Often, the process of going from a higher to lower precision is noisy. That’s because quantization squeezes a small range of floating-point values into a fixed number of information buckets, leading to information loss similar to rounding errors when fractional values are represented as integers. (For example, all values in range [2.0, 2.3] might be represented in a single bucket.) Problematically, when the lossy numbers are used in several computations, the losses accumulate and need to be rescaled for the next computation.
The QAT API solves this by simulating low-precision computation during the AI model training process. Quantization error is introduced as noise throughout the training, which QAT API’s algorithm tries to minimize so that it learns variables that are more robust to quantization. A training graph leverages operations that convert floating-point objects into low-precision values and then convert low-precision values back into floating-point, ensuring that quantization losses are introduced in the computation and that further computations emulate low-precision.
In tests, Google reports that an image classification model (MobilenetV1 224) with a non-quantized accuracy of 71.03% achieved 71.06% accuracy after quantization when tested on the open source Imagenet data set. Another classification model (Nasnet-Mobile) tested against the same data set only experienced a 1% loss in accuracy (74% to 73%) post-quantization.

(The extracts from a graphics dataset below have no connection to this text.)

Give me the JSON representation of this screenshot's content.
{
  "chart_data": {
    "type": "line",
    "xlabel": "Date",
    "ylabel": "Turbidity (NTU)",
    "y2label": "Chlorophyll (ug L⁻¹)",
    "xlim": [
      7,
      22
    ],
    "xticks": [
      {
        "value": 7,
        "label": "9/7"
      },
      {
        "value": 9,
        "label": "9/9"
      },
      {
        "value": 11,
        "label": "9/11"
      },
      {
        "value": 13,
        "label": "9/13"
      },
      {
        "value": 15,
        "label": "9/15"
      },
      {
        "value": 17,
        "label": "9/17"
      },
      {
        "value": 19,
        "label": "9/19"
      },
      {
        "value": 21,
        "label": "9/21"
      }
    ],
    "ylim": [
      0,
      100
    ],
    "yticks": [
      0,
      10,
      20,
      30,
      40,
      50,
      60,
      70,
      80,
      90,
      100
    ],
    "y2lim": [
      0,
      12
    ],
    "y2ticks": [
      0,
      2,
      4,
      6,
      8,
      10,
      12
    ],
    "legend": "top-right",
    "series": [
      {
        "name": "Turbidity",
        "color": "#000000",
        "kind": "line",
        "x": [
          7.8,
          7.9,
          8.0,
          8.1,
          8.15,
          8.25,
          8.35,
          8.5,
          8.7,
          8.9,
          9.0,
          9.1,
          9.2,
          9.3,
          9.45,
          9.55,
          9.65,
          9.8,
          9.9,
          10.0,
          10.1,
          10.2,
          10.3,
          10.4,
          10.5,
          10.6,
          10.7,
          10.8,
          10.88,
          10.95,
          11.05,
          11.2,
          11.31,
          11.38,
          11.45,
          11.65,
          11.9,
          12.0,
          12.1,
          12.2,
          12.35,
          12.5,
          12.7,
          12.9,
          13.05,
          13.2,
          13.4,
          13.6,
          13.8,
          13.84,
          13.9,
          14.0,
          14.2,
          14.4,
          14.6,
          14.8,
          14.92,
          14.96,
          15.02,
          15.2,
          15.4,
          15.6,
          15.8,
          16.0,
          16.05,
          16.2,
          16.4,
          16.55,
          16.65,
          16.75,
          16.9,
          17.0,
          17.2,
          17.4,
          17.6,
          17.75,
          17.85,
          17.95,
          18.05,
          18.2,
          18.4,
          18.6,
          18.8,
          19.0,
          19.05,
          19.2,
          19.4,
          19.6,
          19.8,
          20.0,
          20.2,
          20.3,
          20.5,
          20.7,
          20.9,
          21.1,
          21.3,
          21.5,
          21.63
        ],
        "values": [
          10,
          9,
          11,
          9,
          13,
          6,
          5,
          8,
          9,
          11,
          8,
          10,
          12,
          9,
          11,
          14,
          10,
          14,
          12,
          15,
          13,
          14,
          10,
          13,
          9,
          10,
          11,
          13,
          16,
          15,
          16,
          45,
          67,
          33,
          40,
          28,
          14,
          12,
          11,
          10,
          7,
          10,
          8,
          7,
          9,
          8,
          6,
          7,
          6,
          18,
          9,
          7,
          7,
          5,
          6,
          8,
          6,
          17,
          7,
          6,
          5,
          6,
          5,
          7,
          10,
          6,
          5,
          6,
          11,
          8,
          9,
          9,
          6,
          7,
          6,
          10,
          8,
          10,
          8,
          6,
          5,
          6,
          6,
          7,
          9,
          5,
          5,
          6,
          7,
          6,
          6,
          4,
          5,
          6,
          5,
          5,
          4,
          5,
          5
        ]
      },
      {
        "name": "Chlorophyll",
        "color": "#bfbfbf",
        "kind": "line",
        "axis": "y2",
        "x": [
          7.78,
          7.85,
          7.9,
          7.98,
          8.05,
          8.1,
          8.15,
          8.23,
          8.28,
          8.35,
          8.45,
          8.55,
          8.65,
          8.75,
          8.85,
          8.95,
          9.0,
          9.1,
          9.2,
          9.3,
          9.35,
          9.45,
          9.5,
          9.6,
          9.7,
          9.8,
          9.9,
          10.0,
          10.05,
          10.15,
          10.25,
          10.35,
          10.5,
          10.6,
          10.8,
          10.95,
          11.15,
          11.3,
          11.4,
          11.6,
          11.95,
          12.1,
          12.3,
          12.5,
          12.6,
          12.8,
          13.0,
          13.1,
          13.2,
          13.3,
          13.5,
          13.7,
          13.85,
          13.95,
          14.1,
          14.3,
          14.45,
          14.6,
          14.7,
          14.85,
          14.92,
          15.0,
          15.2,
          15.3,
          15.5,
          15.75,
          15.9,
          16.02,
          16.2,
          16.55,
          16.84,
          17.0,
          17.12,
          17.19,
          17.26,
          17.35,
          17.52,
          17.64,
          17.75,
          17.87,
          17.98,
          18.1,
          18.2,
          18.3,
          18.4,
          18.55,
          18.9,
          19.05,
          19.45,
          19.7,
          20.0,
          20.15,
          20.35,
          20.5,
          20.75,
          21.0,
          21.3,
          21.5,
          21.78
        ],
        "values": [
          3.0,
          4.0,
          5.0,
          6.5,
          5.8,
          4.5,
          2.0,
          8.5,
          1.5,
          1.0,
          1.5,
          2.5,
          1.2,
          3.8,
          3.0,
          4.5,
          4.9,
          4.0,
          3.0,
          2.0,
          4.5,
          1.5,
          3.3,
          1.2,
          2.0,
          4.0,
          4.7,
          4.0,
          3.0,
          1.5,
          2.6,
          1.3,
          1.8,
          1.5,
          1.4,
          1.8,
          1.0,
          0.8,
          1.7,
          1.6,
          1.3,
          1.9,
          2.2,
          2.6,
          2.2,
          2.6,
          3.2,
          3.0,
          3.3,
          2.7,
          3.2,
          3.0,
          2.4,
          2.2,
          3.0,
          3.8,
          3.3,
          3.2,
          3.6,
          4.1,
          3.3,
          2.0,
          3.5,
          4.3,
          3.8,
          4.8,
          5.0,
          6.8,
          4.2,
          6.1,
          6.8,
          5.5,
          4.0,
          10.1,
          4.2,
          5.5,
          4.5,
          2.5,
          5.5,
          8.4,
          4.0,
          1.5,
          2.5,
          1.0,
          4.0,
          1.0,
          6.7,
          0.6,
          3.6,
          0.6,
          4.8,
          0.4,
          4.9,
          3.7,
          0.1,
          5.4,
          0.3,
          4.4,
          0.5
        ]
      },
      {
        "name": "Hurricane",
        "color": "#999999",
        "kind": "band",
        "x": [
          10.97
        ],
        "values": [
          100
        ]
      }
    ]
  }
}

Aside from emulating the reduced precision computation, QAT API is responsible for recording the statistics necessary to quantize a trained model or parts of it. This enables developers to convert a model trained with the API to a quantized integer-only TensorFlow Lite model, for example, or to experiment with various quantization strategies while simulating how quantization affects accuracy for different hardware backends.
Google says that by default, QAT API — which is a part of the TensorFlow Model Optimization Toolkit — is configured to work with the quantized execution support available in TensorFlow Lite, Google’s toolset designed to adapt models architected on its TensorFlow machine learning framework to mobile, embedded, and internet of things devices. “We are very excited to see how the QAT API further enables TensorFlow users to push the boundaries of efficient execution in their TensorFlow Lite-powered products as well as how it opens the door to researching new quantization algorithms and further developing new hardware platforms with different levels of precision,” wrote Google in a blog post.
The formal launch of the QAT API comes after the unveiling of TensorFlow Quantum, a machine learning framework for training quantum models, at the TensorFlow Dev Summit. The QAT API was previewed during a recorded session at the conference.